Gepubliceerd op 25-05-2017

linkebal

betekenis & definitie

Lepe jongen; profiteur. In de wielersport: een renner die zoveel mogelijk zijn krachten spaart en weinig op kop komt. Hij doet alsof hij uitgeput is en laat anderen het zware werk opknappen om ten slotte alleen aan de finish te komen. De term werd vooral populair gemaakt door Maarten Ducrot. Link is Bargoens voor ‘slim, leep’, hier gebruikt in samenstelling met bal, zoals bijvoorbeeld corpsbal. Een wielrenner die profiteert van de inspanningen van een ander noemt men in het jargon ook wel een zweetdief of wieltjeszuiger. Er bestaat ook een werkwoord (zie hierna). ‘De linkebal’ was ook de bijnaam van de renner Serguei Ivanov. In het Franse wielerargot noemt men zo iemand een ‘rat’ of‘ratagasse’. Van Eddy Merckx is de gevleugelde uitspraak ‘Ik heb in de wielersport te veel profiteurs meegemaakt, te veel linkeballen.’

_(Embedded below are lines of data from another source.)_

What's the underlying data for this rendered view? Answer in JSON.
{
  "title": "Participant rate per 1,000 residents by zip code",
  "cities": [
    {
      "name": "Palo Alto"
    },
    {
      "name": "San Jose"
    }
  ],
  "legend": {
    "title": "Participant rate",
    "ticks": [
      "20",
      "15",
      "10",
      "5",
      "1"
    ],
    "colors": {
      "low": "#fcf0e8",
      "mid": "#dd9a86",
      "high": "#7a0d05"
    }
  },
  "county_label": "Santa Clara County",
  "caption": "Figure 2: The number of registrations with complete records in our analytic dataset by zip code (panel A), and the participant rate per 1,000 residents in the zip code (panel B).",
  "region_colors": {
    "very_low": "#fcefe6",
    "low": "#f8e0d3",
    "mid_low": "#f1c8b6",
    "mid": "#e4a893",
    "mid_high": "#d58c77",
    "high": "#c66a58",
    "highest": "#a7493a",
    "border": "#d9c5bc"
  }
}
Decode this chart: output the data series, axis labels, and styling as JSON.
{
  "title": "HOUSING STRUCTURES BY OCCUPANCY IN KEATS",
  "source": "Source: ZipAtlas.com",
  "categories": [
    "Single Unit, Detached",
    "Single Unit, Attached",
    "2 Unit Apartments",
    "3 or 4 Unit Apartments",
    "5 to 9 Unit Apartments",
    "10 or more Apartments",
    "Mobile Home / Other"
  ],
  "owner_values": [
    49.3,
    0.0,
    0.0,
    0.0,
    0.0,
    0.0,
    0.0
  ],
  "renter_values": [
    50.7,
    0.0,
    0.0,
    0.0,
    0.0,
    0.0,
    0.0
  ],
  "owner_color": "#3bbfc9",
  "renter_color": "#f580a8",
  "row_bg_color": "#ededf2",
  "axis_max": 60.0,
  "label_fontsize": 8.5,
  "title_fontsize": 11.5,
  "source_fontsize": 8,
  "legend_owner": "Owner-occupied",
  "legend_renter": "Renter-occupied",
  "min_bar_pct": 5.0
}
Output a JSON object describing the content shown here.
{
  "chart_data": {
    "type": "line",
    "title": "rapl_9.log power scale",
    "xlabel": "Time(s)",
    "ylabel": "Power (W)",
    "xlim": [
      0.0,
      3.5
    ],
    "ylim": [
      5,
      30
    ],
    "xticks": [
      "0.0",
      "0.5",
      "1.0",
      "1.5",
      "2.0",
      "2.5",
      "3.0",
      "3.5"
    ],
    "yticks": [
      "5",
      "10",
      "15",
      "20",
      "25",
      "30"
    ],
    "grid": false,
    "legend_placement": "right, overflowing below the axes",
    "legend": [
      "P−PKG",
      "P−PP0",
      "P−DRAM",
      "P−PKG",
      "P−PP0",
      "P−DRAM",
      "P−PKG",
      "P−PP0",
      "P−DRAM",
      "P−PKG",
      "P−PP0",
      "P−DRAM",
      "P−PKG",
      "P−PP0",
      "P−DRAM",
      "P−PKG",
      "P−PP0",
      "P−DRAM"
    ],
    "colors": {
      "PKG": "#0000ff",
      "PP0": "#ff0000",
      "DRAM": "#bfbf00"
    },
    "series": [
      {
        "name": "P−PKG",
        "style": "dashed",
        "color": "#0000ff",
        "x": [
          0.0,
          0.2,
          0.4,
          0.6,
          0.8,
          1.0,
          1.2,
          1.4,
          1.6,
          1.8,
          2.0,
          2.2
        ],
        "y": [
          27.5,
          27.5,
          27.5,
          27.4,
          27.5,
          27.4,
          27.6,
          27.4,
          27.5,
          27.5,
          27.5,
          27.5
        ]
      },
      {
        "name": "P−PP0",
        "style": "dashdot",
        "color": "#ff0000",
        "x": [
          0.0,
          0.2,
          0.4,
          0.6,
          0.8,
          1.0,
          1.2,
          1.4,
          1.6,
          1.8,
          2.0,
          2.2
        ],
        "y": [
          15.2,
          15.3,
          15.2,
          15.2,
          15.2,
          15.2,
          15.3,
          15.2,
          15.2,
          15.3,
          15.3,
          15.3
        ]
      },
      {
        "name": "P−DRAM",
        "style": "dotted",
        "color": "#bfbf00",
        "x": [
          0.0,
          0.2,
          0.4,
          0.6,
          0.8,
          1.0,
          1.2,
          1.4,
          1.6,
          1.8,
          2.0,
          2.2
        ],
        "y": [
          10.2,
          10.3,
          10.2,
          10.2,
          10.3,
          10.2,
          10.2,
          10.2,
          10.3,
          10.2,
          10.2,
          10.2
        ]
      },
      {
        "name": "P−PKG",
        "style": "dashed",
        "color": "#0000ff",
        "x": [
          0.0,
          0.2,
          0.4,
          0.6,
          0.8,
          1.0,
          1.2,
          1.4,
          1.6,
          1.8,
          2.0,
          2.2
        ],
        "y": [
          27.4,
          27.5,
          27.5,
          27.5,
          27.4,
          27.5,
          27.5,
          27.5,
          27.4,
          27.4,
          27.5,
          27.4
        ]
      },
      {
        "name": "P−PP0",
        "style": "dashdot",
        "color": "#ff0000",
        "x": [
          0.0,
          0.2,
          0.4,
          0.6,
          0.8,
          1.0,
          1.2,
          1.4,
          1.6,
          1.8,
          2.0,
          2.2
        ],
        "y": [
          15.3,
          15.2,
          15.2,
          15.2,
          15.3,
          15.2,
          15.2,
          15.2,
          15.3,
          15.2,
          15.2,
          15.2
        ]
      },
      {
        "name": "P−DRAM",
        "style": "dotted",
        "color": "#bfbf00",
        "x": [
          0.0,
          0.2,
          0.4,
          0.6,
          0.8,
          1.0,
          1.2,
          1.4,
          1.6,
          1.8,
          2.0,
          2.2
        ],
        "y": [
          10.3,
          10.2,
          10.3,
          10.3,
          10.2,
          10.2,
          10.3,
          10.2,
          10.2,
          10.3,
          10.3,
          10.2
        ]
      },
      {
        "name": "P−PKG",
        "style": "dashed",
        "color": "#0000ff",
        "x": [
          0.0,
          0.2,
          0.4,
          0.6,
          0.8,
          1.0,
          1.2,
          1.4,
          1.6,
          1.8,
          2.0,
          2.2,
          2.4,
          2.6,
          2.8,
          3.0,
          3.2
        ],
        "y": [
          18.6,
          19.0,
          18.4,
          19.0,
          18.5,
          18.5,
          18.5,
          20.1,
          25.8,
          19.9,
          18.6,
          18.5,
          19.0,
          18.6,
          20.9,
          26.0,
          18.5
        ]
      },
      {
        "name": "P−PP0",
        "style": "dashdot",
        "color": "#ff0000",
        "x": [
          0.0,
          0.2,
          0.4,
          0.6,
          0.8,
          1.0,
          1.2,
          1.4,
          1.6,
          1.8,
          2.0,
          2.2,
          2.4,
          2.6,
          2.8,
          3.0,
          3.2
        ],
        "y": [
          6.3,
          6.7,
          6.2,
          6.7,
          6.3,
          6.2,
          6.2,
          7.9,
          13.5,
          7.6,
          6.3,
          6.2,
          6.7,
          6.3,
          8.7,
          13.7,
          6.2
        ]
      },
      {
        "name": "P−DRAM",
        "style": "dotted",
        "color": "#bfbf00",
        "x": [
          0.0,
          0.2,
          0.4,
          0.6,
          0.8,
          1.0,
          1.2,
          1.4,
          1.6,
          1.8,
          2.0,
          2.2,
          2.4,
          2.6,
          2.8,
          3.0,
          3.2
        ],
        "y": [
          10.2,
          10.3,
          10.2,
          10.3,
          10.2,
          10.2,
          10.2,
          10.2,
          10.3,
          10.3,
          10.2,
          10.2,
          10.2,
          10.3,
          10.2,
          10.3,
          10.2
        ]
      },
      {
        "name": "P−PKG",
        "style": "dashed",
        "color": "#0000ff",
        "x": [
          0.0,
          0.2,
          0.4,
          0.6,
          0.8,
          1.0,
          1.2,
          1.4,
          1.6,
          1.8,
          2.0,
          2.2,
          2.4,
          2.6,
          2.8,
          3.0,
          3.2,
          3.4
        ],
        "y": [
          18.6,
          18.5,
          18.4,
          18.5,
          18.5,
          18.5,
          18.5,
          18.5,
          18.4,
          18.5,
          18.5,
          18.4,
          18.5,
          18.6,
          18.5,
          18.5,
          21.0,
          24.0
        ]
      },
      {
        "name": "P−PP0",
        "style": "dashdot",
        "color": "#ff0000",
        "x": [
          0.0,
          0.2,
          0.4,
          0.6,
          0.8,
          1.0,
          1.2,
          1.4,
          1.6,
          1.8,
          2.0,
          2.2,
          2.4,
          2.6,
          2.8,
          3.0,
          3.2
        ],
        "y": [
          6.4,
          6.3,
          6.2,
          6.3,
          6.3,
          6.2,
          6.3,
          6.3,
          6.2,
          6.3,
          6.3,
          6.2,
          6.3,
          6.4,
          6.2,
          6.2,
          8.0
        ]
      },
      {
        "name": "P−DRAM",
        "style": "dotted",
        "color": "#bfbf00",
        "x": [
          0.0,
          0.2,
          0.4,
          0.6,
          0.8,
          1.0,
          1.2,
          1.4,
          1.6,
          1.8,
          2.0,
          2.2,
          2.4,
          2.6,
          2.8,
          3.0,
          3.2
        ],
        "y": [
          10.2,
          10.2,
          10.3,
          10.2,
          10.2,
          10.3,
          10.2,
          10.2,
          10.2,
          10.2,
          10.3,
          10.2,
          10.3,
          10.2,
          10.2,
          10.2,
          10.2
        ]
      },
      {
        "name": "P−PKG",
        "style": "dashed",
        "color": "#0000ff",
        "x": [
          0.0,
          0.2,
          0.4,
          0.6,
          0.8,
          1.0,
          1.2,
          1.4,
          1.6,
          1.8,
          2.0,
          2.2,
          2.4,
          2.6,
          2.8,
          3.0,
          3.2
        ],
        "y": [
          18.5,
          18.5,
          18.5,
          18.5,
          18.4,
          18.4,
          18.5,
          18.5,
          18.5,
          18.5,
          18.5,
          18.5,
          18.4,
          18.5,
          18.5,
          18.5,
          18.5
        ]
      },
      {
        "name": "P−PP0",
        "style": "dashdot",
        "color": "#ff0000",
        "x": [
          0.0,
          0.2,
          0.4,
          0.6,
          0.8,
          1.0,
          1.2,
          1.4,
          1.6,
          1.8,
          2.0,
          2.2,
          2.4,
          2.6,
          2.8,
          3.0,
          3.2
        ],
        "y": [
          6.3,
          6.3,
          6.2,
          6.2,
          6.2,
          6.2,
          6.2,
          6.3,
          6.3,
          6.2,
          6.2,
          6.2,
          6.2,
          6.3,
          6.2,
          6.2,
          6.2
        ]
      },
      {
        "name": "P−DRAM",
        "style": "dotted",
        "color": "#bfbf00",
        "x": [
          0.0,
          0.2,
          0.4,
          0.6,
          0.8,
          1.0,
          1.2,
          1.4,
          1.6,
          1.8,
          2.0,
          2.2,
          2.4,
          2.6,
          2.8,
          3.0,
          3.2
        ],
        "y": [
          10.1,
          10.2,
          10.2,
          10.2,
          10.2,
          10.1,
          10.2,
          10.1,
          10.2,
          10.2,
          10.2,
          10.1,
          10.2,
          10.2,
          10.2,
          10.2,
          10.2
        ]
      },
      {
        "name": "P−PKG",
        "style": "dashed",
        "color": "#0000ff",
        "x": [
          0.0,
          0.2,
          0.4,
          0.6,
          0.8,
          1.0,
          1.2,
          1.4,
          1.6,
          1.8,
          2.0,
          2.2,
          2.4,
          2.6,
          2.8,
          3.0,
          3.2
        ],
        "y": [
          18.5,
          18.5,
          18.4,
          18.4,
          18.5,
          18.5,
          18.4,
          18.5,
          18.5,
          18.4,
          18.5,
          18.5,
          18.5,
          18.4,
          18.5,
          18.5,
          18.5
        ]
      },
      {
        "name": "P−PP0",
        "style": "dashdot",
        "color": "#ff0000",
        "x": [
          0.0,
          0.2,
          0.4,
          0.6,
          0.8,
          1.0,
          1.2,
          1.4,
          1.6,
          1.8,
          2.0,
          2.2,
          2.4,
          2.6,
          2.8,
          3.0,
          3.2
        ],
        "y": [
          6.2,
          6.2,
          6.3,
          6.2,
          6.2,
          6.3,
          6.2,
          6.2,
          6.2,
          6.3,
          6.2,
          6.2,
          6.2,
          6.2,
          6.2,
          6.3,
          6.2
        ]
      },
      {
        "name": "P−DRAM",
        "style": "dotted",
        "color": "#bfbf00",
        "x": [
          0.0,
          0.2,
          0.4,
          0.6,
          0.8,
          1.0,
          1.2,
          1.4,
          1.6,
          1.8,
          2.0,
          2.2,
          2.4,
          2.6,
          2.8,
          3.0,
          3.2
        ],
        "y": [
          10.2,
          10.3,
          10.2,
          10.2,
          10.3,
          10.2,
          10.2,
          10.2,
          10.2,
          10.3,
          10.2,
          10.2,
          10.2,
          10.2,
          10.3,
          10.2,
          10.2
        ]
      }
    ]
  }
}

Voor hen die geklopt zijn en voor de omstanders is de winnaar een ‘linkebal’ of een ‘plakker’ die zonder inspanning de overwinning naar zich toe heeft getrokken, ten koste van de werkers in de vluchtgroep. Of is dat tactiek? (Henk Zorn: Wielersport. Historie, materiaal, training, techniek en taktiek. 1986)

Bij de nieuwelingen was hij wat ze een ‘linkeballetje’ noemen. Een coureur die altijd in de buurt van de besten reed, maar zelden het vuile werk aan kop deed. Hij wachtte af, en keek wat de jongens met de grootste reputaties deden. (HP/ De Tijd, 25/06/1999)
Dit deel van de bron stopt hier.